Not sure if you
ever set a foot on that street. Busy, dark, heavy traffic, old shops, a bit
doggy... First time I was there, I found it dreadful. And, although it has
improved a lot in the last years, it is not really a nice street, let’s admit
it. But, somehow and without realising, I got to love it.
Maybe it was the fact that I had to cross it daily on my way from home to school or, because my favourite supermarket was located there,
or perhaps it was the fact that I found there too a Sicilian bakery -with the
best brioches ever-, or a French-Japanese patisserie, with cakes to die for.
I loved all those places and I treasure as well many memories of my kids crossing the road in the mornings, usually involving some drama. I can still recall lots of afternoons, coming back home, kids sometimes happy, sometimes quite tired, sometimes just hungry. Further, we have crossed it in all sorts of weather, from sunny to pouring, in the middle of winter snowstorms and, we have being treated too with dramatically colourful sunsets over the domes of South Hampstead's Mansion Houses.
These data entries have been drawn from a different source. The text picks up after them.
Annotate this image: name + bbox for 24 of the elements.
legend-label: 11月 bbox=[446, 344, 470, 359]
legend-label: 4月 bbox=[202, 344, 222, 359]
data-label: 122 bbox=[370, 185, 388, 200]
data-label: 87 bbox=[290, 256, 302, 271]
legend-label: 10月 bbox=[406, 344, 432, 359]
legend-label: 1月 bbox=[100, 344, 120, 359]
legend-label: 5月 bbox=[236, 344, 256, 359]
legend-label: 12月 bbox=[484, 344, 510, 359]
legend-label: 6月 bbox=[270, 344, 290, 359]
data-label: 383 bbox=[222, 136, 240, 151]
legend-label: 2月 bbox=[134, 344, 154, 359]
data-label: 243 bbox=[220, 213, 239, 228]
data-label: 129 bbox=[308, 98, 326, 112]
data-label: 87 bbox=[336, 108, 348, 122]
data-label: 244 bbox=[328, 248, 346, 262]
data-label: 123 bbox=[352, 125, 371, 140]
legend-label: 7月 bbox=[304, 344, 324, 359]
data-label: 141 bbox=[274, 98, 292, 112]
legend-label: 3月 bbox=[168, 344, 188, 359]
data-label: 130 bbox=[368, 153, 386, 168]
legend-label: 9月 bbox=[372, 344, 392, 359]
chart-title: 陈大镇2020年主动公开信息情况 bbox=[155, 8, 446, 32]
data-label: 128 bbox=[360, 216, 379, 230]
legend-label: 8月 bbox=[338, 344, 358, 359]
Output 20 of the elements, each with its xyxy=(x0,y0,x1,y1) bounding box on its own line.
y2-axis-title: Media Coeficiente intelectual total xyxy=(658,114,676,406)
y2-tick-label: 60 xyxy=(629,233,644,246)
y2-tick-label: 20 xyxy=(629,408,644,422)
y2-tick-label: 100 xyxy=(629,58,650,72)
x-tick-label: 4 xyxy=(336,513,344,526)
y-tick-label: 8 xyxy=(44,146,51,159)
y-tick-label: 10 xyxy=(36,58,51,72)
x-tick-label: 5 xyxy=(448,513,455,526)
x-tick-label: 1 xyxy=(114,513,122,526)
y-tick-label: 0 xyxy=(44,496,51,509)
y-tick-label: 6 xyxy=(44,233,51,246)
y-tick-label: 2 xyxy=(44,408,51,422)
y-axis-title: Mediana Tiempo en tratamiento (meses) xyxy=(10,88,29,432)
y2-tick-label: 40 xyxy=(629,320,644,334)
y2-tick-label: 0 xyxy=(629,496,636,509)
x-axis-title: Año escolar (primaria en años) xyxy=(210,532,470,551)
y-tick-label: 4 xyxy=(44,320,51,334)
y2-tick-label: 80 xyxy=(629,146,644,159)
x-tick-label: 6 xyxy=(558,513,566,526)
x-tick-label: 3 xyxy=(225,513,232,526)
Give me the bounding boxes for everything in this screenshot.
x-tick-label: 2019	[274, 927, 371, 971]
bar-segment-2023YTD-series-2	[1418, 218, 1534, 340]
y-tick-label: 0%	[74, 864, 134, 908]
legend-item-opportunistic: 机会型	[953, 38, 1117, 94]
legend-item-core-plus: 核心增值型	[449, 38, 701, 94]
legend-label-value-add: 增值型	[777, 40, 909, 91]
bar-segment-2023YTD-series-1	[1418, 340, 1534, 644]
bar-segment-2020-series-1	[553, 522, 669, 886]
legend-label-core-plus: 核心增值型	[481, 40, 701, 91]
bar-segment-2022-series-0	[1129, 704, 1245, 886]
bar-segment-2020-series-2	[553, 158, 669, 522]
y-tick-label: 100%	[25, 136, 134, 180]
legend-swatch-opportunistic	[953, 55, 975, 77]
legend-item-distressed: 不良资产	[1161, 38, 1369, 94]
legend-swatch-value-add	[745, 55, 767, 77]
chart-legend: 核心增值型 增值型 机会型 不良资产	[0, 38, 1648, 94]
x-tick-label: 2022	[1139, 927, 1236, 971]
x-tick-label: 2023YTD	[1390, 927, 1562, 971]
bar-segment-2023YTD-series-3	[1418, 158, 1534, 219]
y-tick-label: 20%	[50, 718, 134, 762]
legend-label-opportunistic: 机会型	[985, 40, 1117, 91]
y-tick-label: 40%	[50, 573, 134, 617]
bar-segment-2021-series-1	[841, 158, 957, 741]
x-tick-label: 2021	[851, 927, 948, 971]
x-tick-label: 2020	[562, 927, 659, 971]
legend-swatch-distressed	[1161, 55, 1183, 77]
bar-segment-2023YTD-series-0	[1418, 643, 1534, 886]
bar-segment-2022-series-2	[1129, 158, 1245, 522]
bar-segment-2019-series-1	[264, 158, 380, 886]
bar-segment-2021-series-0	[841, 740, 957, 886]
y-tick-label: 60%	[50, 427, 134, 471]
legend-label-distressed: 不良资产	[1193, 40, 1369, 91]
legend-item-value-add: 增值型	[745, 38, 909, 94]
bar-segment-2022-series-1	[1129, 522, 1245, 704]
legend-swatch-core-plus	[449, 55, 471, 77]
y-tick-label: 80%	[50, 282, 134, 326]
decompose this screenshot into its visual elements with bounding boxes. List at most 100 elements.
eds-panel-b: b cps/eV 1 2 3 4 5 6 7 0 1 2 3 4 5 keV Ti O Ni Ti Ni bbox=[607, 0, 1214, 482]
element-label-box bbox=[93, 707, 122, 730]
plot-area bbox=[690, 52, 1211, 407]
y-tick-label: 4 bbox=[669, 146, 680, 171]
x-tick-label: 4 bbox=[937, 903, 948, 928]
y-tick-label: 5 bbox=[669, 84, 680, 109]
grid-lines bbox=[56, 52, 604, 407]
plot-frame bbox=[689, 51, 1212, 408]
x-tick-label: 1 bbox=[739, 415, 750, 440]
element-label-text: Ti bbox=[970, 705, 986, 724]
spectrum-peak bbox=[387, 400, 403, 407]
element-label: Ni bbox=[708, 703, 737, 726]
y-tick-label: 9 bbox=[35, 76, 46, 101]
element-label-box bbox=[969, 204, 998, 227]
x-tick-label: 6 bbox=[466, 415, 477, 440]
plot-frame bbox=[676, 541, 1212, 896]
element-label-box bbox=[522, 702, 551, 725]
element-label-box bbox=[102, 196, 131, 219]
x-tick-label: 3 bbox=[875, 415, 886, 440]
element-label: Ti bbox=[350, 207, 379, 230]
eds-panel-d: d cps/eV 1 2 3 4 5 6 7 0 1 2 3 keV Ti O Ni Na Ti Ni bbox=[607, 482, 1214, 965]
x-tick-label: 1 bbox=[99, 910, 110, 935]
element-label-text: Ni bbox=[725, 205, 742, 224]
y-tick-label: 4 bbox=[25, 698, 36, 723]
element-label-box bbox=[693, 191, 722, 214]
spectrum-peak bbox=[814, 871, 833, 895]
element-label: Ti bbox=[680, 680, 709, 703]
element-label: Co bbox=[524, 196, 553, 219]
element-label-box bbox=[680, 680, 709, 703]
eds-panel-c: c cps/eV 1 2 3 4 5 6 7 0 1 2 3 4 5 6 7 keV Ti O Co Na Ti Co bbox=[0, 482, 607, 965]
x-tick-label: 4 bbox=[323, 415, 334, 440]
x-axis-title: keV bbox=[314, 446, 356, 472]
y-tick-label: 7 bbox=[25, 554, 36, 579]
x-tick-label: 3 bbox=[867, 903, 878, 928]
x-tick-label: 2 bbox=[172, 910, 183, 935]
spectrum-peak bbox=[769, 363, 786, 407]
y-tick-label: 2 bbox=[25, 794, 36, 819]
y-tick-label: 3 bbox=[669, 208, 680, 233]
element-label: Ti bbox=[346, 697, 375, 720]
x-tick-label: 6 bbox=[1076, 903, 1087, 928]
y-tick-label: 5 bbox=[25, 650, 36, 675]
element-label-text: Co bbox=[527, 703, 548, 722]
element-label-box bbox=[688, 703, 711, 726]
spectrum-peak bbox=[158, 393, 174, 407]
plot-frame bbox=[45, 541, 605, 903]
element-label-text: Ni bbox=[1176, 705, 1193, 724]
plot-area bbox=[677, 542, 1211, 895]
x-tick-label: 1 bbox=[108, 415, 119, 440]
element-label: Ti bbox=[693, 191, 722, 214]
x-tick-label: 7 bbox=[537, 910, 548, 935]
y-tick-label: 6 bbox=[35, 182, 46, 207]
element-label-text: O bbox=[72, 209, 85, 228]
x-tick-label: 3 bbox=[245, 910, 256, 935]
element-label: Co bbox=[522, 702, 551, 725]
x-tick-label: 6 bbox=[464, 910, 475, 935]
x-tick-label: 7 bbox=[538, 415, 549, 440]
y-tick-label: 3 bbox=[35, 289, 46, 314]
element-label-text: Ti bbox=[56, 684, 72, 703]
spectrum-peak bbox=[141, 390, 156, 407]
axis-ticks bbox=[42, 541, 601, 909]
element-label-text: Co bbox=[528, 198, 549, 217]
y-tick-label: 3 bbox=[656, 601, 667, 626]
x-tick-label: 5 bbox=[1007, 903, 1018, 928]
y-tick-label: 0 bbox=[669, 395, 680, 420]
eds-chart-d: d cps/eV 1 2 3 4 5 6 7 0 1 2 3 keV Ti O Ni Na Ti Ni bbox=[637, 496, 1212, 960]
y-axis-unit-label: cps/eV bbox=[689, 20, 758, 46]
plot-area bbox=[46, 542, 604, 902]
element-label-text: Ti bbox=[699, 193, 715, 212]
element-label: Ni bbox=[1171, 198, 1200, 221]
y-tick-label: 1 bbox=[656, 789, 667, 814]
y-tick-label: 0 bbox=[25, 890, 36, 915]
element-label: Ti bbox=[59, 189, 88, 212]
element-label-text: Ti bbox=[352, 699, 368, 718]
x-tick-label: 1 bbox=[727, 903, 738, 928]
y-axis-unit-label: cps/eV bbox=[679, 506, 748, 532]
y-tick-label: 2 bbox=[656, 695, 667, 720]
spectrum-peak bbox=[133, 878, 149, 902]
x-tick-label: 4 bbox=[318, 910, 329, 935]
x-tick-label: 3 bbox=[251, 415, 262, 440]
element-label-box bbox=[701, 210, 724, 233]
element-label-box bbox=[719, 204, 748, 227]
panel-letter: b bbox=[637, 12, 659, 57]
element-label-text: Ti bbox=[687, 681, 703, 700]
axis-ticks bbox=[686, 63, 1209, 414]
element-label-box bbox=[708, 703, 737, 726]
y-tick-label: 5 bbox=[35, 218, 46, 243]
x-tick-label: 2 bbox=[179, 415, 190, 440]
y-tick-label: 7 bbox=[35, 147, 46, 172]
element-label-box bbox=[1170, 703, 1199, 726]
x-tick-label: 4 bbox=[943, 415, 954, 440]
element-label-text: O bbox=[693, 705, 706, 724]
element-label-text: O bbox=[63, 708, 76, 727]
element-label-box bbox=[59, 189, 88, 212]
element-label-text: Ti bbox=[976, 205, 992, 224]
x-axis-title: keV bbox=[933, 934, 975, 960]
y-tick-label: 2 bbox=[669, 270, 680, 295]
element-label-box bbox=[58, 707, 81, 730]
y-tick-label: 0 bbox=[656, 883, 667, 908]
Step by step, day by day, I was getting close to this street, without being aware.
Step by step, day by day, I was getting close to this street, without being aware.
Two summers ago, we left for good, and the next autumn, we came back again for our first visit in town. I was at the crossing of Goldhurst Terrace with Finchley Road, surrounded by people speaking different native languages and, I suddenly felt so deeply how much I was missing living in London. I longed for the international atmosphere, the diversity, and even the doggy, dark and busy Finchley Road.
I met later my
friends and I told them:
-“I must be doing very
bad, because, you know what? I felt so nostalgic at Finchley Road”.
They were
laughing, and me too. It felt ridiculously silly, but it couldn’t be more true.
I know it’s quite puerile, it didn't stroke me as hard in other moments, such us looking again at any of my favourite highlights -the Big Ben, or Tower Bridge-, or enjoying the Heath, or dreaming about the open green countryside and the beautiful lavender fields.
It was Finchley Road that made me feel so homesick.
It was Finchley Road that made me feel so homesick.